Jimmy Garrison was born on March 3, 1934 in Miami, Florida. He was an double bassist best known through his long association with John Coltrane from 1961–1967.
Jimmy formally joined Coltrane's quartet in 1962, replacing Reggie Workman. The long trio blues "Chasin' the Trane" is probably his first recorded performance with Coltrane and Elvin Jones. Garrison appeared on many classic Coltrane recordings, including A Love Supreme. In concert with Coltrane, Garrison would often play unaccompanied improvised solos, sometimes as the prelude to a song before the other musicians joined in.
Garrison also had a long association with Ornette Coleman, first recording with him on Ornette on Tenor and Art of the Improvisers. He and drummer Elvin Jones have been credited with eliciting more forceful playing than usual from Coleman on the albums New York is Now and Love Call.
Outside of the Coltrane and Coleman ensembles, Jimmy Garrison performed with jazz artists such as Kenny Dorham, Philly Joe Jones, Curtis Fuller, Benny Golson, Lennie Tristano, Lee Konitz, Jackie McLean, Pharoah Sanders, and Tony Scott, among others. After Coltrane's death, Garrison worked with Hampton Hawes, Archie Shepp, and groups led by Elvin Jones.
Jimmy Garrison passed away, at the age of 42, on April 7, 1976.
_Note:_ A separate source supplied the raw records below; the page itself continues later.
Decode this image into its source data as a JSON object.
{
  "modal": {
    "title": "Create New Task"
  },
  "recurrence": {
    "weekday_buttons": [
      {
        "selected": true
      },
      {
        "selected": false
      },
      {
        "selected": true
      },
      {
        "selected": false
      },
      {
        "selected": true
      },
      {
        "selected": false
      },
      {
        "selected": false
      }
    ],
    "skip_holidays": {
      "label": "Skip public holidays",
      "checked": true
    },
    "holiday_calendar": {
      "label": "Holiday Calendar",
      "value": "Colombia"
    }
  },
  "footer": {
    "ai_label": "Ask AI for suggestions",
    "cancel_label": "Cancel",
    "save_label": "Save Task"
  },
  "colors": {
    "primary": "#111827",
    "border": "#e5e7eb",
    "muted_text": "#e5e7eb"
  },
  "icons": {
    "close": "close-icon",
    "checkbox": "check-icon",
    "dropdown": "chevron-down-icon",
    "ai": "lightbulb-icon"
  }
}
Jimmy Garrison's three children also work in the arts. Joy Garrison, Garrison's first daughter, sang alongside Barney Kessel, Cameron Brown, Tony Scott and many others. Matthew Garrison is also a bass guitar player. He has performed and recorded with Joe Zawinul, Chaka Khan, The Saturday Night Live Band, John McLaughlin, Joni Mitchell, Herbie Hancock, Steve Coleman, Whitney Houston, Pino Daniele, John Scofield, Paul Simon, Tito Puente and many others. Garrison's 4th daughter MaiaClaire Garrison is a dancer and choreographer who worked as a child acrobat with Big Apple Circus in New York.